Improves code readability by moving comment to more appropriate location.
---
 flash_dmattn/flash_dmattn_triton.py | 9 +++++----
 1 file changed, 5 insertions(+), 4 deletions(-)

diff --git a/flash_dmattn/flash_dmattn_triton.py b/flash_dmattn/flash_dmattn_triton.py
index 0bef421..f273451 100644
--- a/flash_dmattn/flash_dmattn_triton.py
+++ b/flash_dmattn/flash_dmattn_triton.py
@@ -132,10 +132,10 @@ def _fwd_kernel(
             )
         
         # Check if any element in mask is non-zero
-        any_active = tl.sum(mask > 0) > 0
+        any_active = tl.sum(mask) > 0
         
         # compute acc_s
-        acc_s = tl.zeros([BLOCK_M, BLOCK_N], dtype=tl.float32) 
+        acc_s = tl.zeros([BLOCK_M, BLOCK_N], dtype=tl.float32)
         if any_active:
             # Load k
             if EVEN_N & EVEN_M:  # If we just do "if EVEN_N", there seems to be some race condition
@@ -166,7 +166,7 @@ def _fwd_kernel(
         if IS_CAUSAL:
             acc_s += tl.where(offs_m[:, None] >= (start_n + offs_n)[None, :], 0, float("-inf"))
         # Apply dynamic mask
-        acc_s += tl.where(mask > 0.0, 0, float("-inf"))
+        acc_s += tl.where(mask > 0, 0, float("-inf"))
 
         # Load bias
         if EVEN_M & EVEN_N:
@@ -184,6 +184,7 @@ def _fwd_kernel(
         # can then fuse the mult and add into an fma instruction. But if we have bias we need to
         # to multiply with softmax_scale here.

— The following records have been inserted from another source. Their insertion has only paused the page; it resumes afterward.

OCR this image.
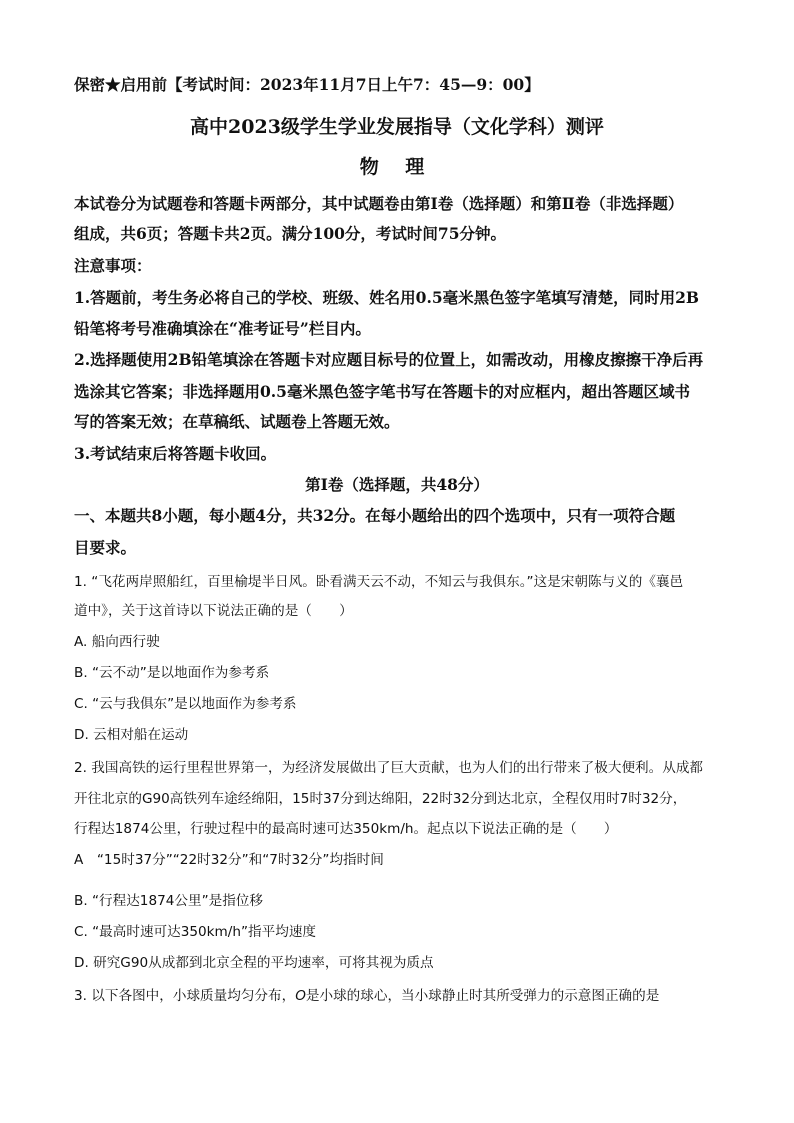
保密★启用前【考试时间：2023年11月7日上午7：45—9：00】
高中2023级学生学业发展指导（文化学科）测评
物 理
本试卷分为试题卷和答题卡两部分，其中试题卷由第Ⅰ卷（选择题）和第Ⅱ卷（非选择题）
组成，共6页；答题卡共2页。满分100分，考试时间75分钟。
注意事项：
1.答题前，考生务必将自己的学校、班级、姓名用0.5毫米黑色签字笔填写清楚，同时用2B
铅笔将考号准确填涂在“准考证号”栏目内。
2.选择题使用2B铅笔填涂在答题卡对应题目标号的位置上，如需改动，用橡皮擦擦干净后再
选涂其它答案；非选择题用0.5毫米黑色签字笔书写在答题卡的对应框内，超出答题区域书
写的答案无效；在草稿纸、试题卷上答题无效。
3.考试结束后将答题卡收回。
第Ⅰ卷（选择题，共48分）
一、本题共8小题，每小题4分，共32分。在每小题给出的四个选项中，只有一项符合题
目要求。
1. “飞花两岸照船红，百里榆堤半日风。卧看满天云不动，不知云与我俱东。”这是宋朝陈与义的《襄邑
道中》，关于这首诗以下说法正确的是（　　）
A. 船向西行驶
B. “云不动”是以地面作为参考系
C. “云与我俱东”是以地面作为参考系
D. 云相对船在运动
2. 我国高铁的运行里程世界第一，为经济发展做出了巨大贡献，也为人们的出行带来了极大便利。从成都
开往北京的G90高铁列车途经绵阳，15时37分到达绵阳，22时32分到达北京，全程仅用时7时32分，
行程达1874公里，行驶过程中的最高时速可达350km/h。起点以下说法正确的是（　　）
A　“15时37分”“22时32分”和“7时32分”均指时间
B. “行程达1874公里”是指位移
C. “最高时速可达350km/h”指平均速度
D. 研究G90从成都到北京全程的平均速率，可将其视为质点
3. 以下各图中，小球质量均匀分布，O是小球的球心，当小球静止时其所受弹力的示意图正确的是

         acc_s = acc_s * softmax_scale + bias
+        acc_s = tl.where(acc_s != float("-inf"), acc_s * softmax_scale + bias, acc_s)
         m_ij = tl.maximum(tl.max(acc_s, 1), lse_i)
         p = tl.exp(acc_s - m_ij[:, None])
         l_ij = tl.sum(p, 1)
@@ -197,8 +198,8 @@ def _fwd_kernel(
         acc_o_scale = tl.load(t_ptrs)
         acc_o = acc_o * acc_o_scale[:, None]
 
-        # update acc_o
         if any_active:
+            # load v
             if EVEN_N & EVEN_M:  # If we just do "if EVEN_N", there seems to be some race condition
                 if EVEN_HEADDIM:
                     v = tl.load(v_ptrs + start_n * stride_vn)